Kranker Gefangener Tahir Gürdal verstorben
Der politische Gefangene Tahir Gürdal ist in türkischer Haft an Krebs erkrankt und zwei Wochen nach Aussetzung des Strafvollzugs verstorben. Der Menschenrechtsverein IHD spricht von Folter.
Der politische Gefangene Tahir Gürdal ist in türkischer Haft an Krebs erkrankt und zwei Wochen nach Aussetzung des Strafvollzugs verstorben. Der Menschenrechtsverein IHD spricht von Folter.
Tahir Gürdal ist 13 Tage nach der Aussetzung seiner Haftstrafe in der Türkei verstorben. Der 53-Jährige war seit 2014 wegen vermeintlicher Terrorunterstützung im Hochsicherheitsgefängnis vom Typ F in Wan. Im Strafvollzug erkrankte er an Lungenkrebs und wurde für eine medizinische Behandlung nach Amed (tr. Diyarbakir) verlegt. Im Krankenhaus wurde er wochenlang bei der Behandlung mit Fußfesseln ans Bett gekettet. Nach Angaben seines Sohnes Birhat Gürdal war er bereits zu diesem Zeitpunkt bettlägerig und konnte nicht aufstehen. Am 28. November wurde der Strafvollzug aufgehoben. Tahir Gürdal starb am Freitag im Krankenhaus. Sein Leichnam wurde an seinen Geburtsort Gever (Yüksekova) überführt, wo am frühen Morgen die Beisetzung stattfand.
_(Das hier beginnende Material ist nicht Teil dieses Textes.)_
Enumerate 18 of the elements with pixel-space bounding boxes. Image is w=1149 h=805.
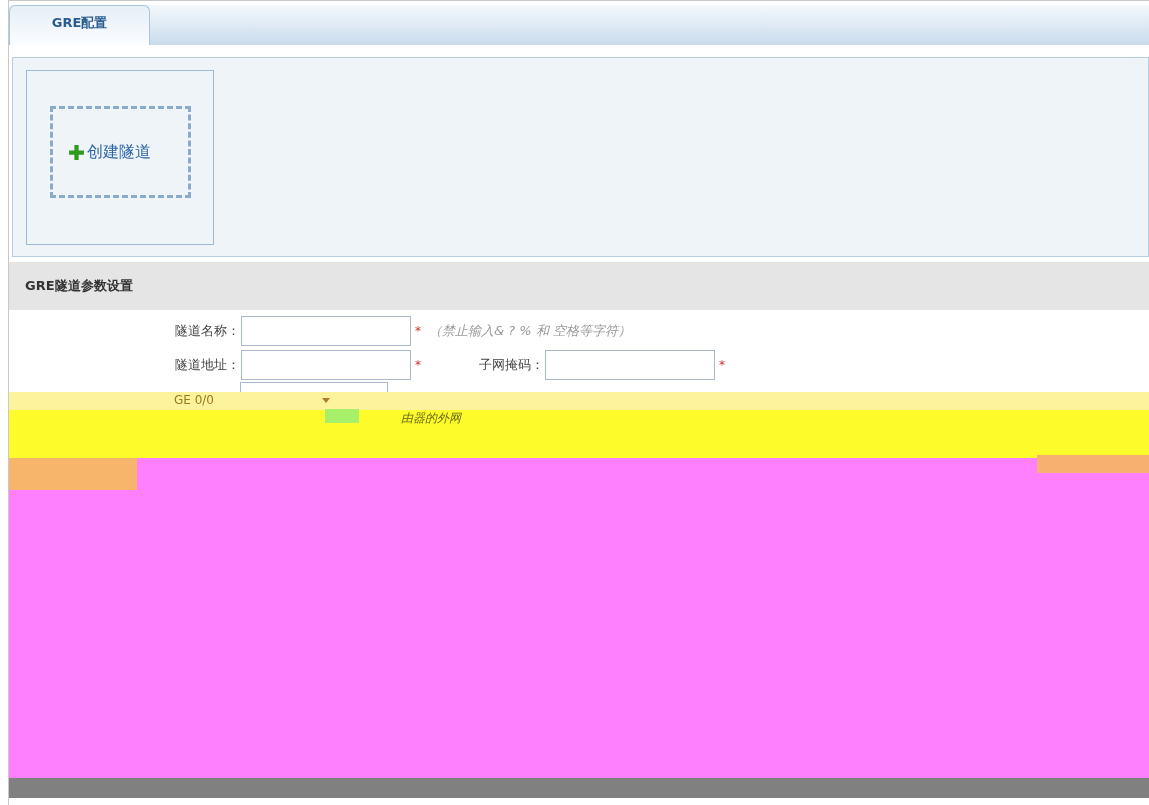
required-mark: * xyxy=(415,324,422,338)
create-tunnel-button[interactable]: 创建隧道 xyxy=(50,106,191,198)
hint-text: （禁止输入& ? % 和 空格等字符） xyxy=(429,322,631,340)
plus-icon xyxy=(68,143,85,161)
input-field[interactable] xyxy=(241,350,411,380)
required-mark: * xyxy=(415,358,422,372)
input-field[interactable] xyxy=(545,350,715,380)
section-title: GRE隧道参数设置 xyxy=(25,277,133,295)
tab[interactable]: GRE配置 xyxy=(9,5,150,45)
required-mark: * xyxy=(719,358,726,372)
input-field[interactable] xyxy=(241,316,411,346)
caret-icon xyxy=(322,398,330,403)
field-label: 隧道地址： xyxy=(174,356,241,374)
hint-text: 由器的外网 xyxy=(401,410,461,427)
field-label: 隧道名称： xyxy=(174,322,241,340)
select-field[interactable] xyxy=(240,382,388,392)
select-value: GE 0/0 xyxy=(174,393,214,407)
field-label: 子网掩码： xyxy=(479,356,545,374)
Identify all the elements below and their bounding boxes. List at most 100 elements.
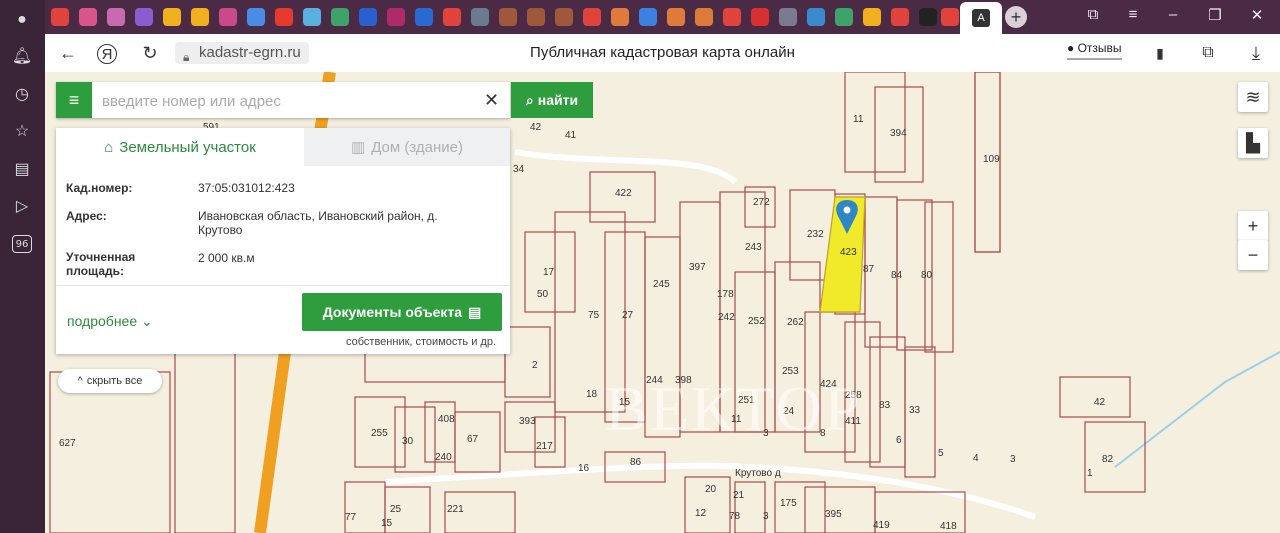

Der Menschenrechtsverein IHD bewertet den Tod des politischen Gefangenen als Endergebnis einer ganzen Reihe von Rechtsverletzungen. Der Vorsitzende der IHD-Zweigstelle in Colemêrg (Hakkari), Rechtsanwalt Yusuf Çobanoğlu, sagte, dass eine medizinische Behandlung, bei der der Kranke gefesselt ist, eine Form der Folter darstellt. Solche Maßnahmen müssten sofort eingestellt werden, forderte Çobanoğlu.
Nach IHD-Angaben befanden sich laut Stand von April 2022 über 1500 kranke Gefangene in der Türkei im Strafvollzug oder in Untersuchungshaft, 651 davon waren schwer erkrankt. Rechtsanwalt Çobanoğlu wies darauf hin, dass die Gerichtsmedizin in der Türkei immer wieder trotz gegenteiliger Fachgutachten eine Haftfähigkeit für Schwerkranke bescheinigt und damit das Recht auf Leben der Gefangenen verletzt wird.
Sterben in türkischen Gefängnissen
In der Türkei kommt es gehäuft auch zu verdächtigen Todesfällen in Haft. Vor wenigen Tagen ist Emre Abalak im T-Typ-Gefängnis in der nordkurdischen Provinz Şirnex (Şırnak) ums Leben gekommen. Nach der Version der Vollzugsleitung soll der 26-Jährige am Mittwoch im Waschraum gestürzt und mit dem Kopf auf dem Boden aufgeschlagen sein. Er starb kurze Zeit später im Krankenhaus an einer Hirnblutung.
Im September hatte ein besonders dramatischer Todesfall hinter Gittern für Entsetzen gesorgt, nachdem bekannt geworden war, dass der politische Gefangene Barış Keve in einer Isolationszelle im Gefängnis von Malatya (ku. Meletî) unter bis heute ungeklärten Umständen tot aufgefunden wurde. Nach Angaben von Menschenrechtsorganisationen kamen seit Anfang des Jahres mindestes 73 Gefangene in türkischer Haft ums Leben. Die meisten von ihnen waren aus politischen Gründen inhaftiert und wurden in der Liste der schwerkranken Gefangenen geführt.